# Lionel 8300



## dec_20187 (Feb 16, 2013)

Can someone tell me what years lionel made the 8300 locomotive. Thank you.


----------



## santafe158 (Jul 14, 2010)

All I can tell you is that it was made in the 1970's. Not sure exactly which years though. The ones I have been seeing were around 1974 and 1975. My grandfather has the same locomotive.


----------



## santafe158 (Jul 14, 2010)

You may also want to research the Cannonball Express train set, which that locomotive was included in.


----------



## ftauss (Sep 18, 2012)

dec_20187 said:


> Can someone tell me what years lionel made the 8300 locomotive. Thank you.


Santa Fe 2-4-0. 73 - 74.

According to the Greenberg Price Guide.

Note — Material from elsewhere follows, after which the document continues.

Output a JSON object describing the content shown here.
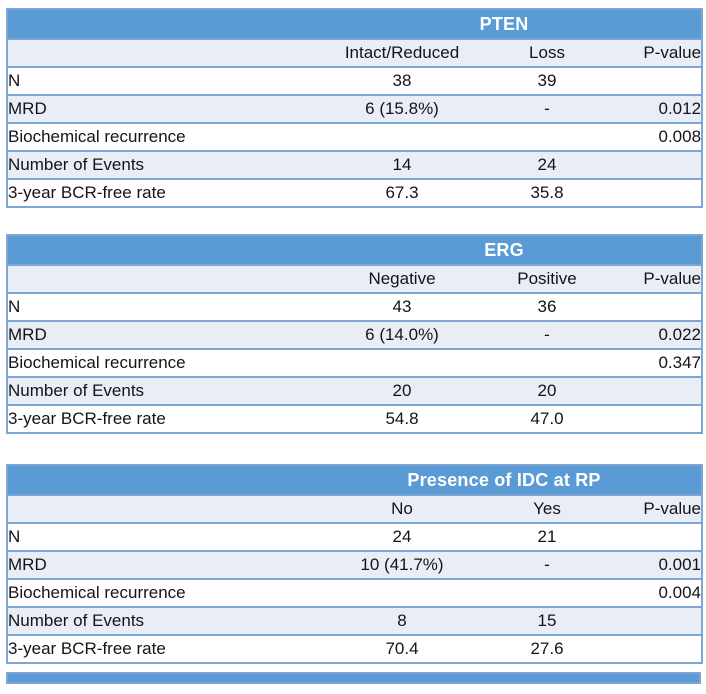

Which I expect is the definitve word.

Frank


----------



## dec_20187 (Feb 16, 2013)

How about the 8625? Same early 70's. Someone just gave these to me. Thanks


----------



## ftauss (Sep 18, 2012)

dec_20187 said:


> how about the 8625? Same early 70's. Someone just gave these to me. Thanks


prr 2-4-0 86-90


----------



## Kwikster (Feb 22, 2012)

A good resource for finding information is MITrains covers a lot of years. Sadly it lacks pictures. I own one of those little 2-4-0 8300's. Don't expect much pulling power, they're way too light. Lack much in features, but are fairly tough, mine survived me as a 10 year old :laugh:

Carl


----------



## santafe158 (Jul 14, 2010)

Thinking back on it, one of those little locomotives is probably what I can blame for being in this hobby  It was in the first set my grandpa owned in the 70's (for around the Christmas tree) and he got into G scale starting in the 80's. Then I was born in the 90's and it expanded from there.

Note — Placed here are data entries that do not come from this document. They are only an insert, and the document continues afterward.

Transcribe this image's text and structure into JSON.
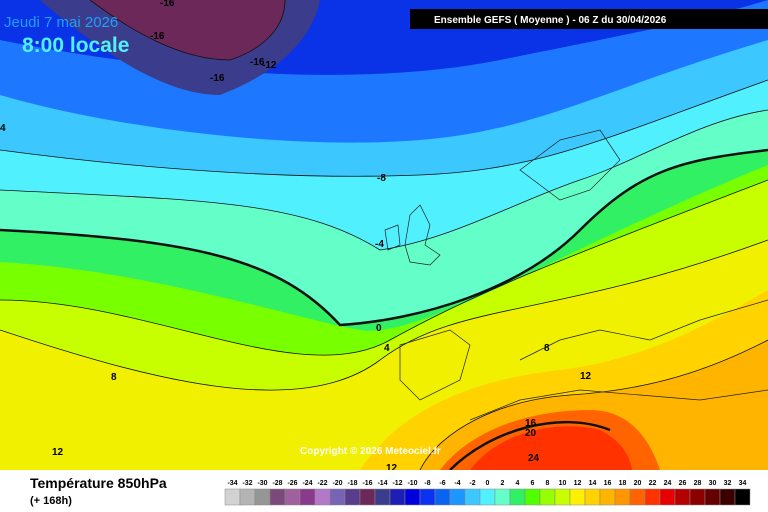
{
  "header": {
    "date": "Jeudi 7 mai 2026",
    "time": "8:00 locale"
  },
  "banner": "Ensemble GEFS  ( Moyenne )  -  06 Z du 30/04/2026",
  "copyright": "Copyright © 2026 Meteociel.fr",
  "contour_labels": [
    -16,
    -16,
    -16,
    -16,
    -12,
    -8,
    -4,
    0,
    4,
    8,
    8,
    12,
    12,
    16,
    20,
    24,
    12,
    4
  ],
  "legend": {
    "title": "Température 850hPa",
    "subtitle": "(+ 168h)",
    "values": [
      -34,
      -32,
      -30,
      -28,
      -26,
      -24,
      -22,
      -20,
      -18,
      -16,
      -14,
      -12,
      -10,
      -8,
      -6,
      -4,
      -2,
      0,
      2,
      4,
      6,
      8,
      10,
      12,
      14,
      16,
      18,
      20,
      22,
      24,
      26,
      28,
      30,
      32,
      34
    ],
    "colors": [
      "#d2d2d2",
      "#b4b4b4",
      "#969696",
      "#7a4a7a",
      "#a060a0",
      "#8a3a8a",
      "#b478c8",
      "#7864b4",
      "#5a3c8c",
      "#6b2858",
      "#3c3c8c",
      "#1e1eb4",
      "#0000dc",
      "#0a32f0",
      "#0a64f0",
      "#1e96ff",
      "#3cc8ff",
      "#50f0ff",
      "#64ffc8",
      "#32f064",
      "#50ff00",
      "#96ff00",
      "#c8ff00",
      "#fff000",
      "#ffd200",
      "#ffb400",
      "#ff9600",
      "#ff6400",
      "#ff3200",
      "#e60000",
      "#b40000",
      "#8c0000",
      "#640000",
      "#3c0000",
      "#000000"
    ]
  }
}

My uncle wired in a light bulb for the headlight which occasionally works


----------



## dec_20187 (Feb 16, 2013)

I'm new to this site. I am glad I found it. Great comments. Thanks


----------



## rdmtgm (Nov 25, 2011)

The Cannonball express set with the 8300 was my childhood train set. When I got it back out of the attic a few years ago it was the trigger that started an obsession.  . My oldest son now has my original set running under his Christmas tree. Of course a had to fix a few pieces first .
Randy


----------